Categorize information into meaningful “buckets”
I think one of the things that I see more often than anything else is organizations struggling with getting information in the right places to make the right decisions. There’s a sense that they’re not sure how they’re performing or it’s hard for the organization to understand how it’s doing. A lot of times when you get in and you dig through it, one of the issues that they have is they’re struggling with looking at things from a portfolio perspective. Oftentimes they’ve got great information on an item by item basis, whether that’s assessments of facilities, particular IT investments, a specific system, application or an initiative but where they struggle is knitting those things together into a whole that is meaningful. The have a hard time understanding things like:
- How do these things pull together to accomplish our objectives?
- How are we performing across these items?
- How do I sit at the top of these things and understand what’s working and what’s not?
I think that as you look at those problems, you’ll notice that they are all portfolio oriented issues. The real struggle is in taking all of that detail that you have in pockets or in things that you manage on an item by item basis, and coming up with an appropriate way to pull that information together. Particularly if you’ve got lots of those types of items, categorize them in a way that allows you to put them in meaningful buckets for analysis; sometimes from multiple different views for different. I think that’s one of the biggest challenges that organizations face.

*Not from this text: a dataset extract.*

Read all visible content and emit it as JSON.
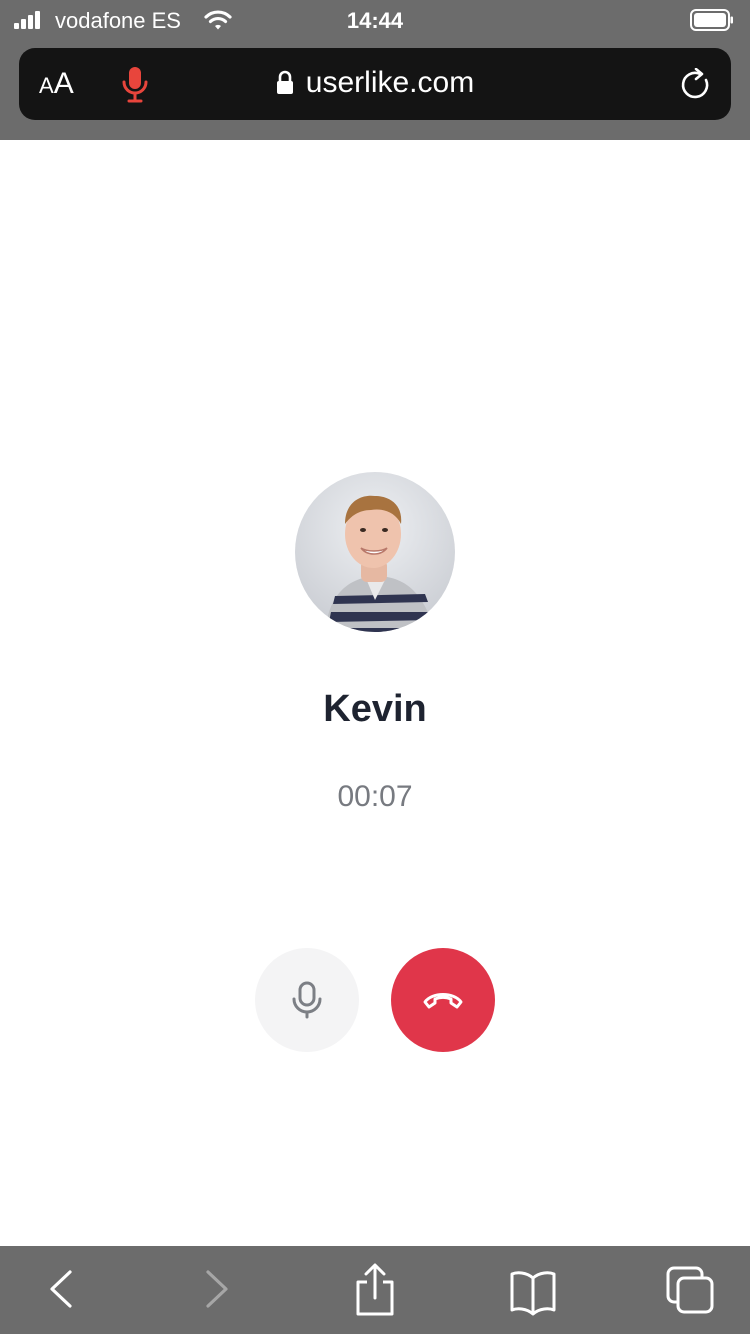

You look at so much of what you see in the news, at least in the DC area around sequestration and things like that, and one of the things that floats to the surface is that executives are struggling. They are struggling with the question of how do they continue to provide services in the face of the sort of economic hardships that are being passed across not only the public sector but the private sector as well? Certainly in the private sector this is a huge issues as well because as you attempt to achieve competitive advantage, one of the things that you have to be able to do is look across all the things that you do and identify what works and what doesn’t so that you can make the types of decisions that will enable you to continue to perform at a high level. I think the first step like with many things is recognizing that you have a problem. I think that is something that you can only do by asking yourself a couple different questions starting with:
- Do I understand the individual items that I manage? If you can’t look at a particular thing, a facility, an investment, or whatever it is, and understand it in a way that would help you make a decision about that particular thing, rolling it into a pool of other things isn’t going to help you. It’s just going to take you farther back. So I think that’s the first question and I think more often than not the answer is yes. A lot of organizations are great at the detail of a particular thing. The trouble comes when they try to roll those things together.

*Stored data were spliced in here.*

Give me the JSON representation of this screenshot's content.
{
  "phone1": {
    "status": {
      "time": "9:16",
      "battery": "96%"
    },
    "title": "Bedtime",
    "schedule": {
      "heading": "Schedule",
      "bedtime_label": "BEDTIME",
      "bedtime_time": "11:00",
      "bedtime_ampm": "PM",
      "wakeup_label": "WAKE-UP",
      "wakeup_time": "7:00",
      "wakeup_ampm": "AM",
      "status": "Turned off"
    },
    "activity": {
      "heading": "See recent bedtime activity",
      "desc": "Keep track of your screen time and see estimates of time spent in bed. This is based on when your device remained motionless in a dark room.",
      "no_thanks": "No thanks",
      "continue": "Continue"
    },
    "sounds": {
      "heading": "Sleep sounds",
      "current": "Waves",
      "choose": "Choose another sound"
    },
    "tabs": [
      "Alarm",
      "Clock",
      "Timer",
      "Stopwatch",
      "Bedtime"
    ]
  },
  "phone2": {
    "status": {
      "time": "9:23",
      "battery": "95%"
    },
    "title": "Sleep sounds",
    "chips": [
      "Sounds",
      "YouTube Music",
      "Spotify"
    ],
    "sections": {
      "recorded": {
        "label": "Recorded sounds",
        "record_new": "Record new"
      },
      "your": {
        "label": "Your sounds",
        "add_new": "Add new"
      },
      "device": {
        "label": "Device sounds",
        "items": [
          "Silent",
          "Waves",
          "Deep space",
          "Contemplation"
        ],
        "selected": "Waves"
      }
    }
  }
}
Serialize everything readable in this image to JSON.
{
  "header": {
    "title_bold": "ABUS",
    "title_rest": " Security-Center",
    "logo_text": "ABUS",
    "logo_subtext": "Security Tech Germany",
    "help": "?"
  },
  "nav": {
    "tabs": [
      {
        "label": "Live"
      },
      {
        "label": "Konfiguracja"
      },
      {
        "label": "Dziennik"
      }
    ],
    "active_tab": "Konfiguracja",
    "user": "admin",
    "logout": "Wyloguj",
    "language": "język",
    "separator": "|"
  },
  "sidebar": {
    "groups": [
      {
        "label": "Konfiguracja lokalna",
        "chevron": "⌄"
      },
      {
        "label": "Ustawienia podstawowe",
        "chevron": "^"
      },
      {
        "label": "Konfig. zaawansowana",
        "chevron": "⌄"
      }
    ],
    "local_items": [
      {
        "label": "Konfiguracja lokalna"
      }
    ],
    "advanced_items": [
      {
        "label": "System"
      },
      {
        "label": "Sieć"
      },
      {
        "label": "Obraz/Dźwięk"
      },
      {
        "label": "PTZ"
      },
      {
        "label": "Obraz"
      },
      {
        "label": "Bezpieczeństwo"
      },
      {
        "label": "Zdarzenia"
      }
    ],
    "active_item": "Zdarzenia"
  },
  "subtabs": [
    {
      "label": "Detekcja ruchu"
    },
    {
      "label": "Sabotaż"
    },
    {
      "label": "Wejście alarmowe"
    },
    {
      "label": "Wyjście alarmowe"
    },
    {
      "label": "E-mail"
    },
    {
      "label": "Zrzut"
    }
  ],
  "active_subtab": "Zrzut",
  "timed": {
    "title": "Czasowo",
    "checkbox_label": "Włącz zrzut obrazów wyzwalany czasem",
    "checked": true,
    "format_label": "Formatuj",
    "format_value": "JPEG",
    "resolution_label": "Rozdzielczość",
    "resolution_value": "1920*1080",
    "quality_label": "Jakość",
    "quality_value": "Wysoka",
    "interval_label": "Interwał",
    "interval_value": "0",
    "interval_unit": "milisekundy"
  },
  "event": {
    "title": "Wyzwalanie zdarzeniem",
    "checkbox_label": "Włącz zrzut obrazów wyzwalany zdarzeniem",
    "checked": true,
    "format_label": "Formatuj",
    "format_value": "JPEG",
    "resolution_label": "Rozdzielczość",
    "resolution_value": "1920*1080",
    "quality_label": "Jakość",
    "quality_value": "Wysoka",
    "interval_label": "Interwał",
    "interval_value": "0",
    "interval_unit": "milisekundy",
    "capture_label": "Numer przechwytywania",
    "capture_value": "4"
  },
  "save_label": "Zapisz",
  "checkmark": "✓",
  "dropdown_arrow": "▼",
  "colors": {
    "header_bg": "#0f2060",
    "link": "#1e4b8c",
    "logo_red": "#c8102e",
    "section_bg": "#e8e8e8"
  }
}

- Do I have a way to understand these things If I pull them all together? Do I need to come up with subgroupings of these things? The answer to that is almost always no. When I say “Do I have a way to understand these things when I group them together or create subgroups out of them,” oftentimes the understanding part is the hurdle. By understand, I mean do we have a way to answer meaningful organizational questions when we group these things together? Do we understand how the sum of these things plays towards organizational goals? I think that is where a lot of organizations have hurdles.
Now this is a thread I will pick up on a few times over the next few weeks. I will try to string these things together in a way so that you can sort of step through them and get a better understanding of how portfolio thinking can help you as an organization go from managing at an item by item level to understanding what you have at the aggregate level. Hopefully than you can use that understanding to make better decisions at an item by item basis as well as in total.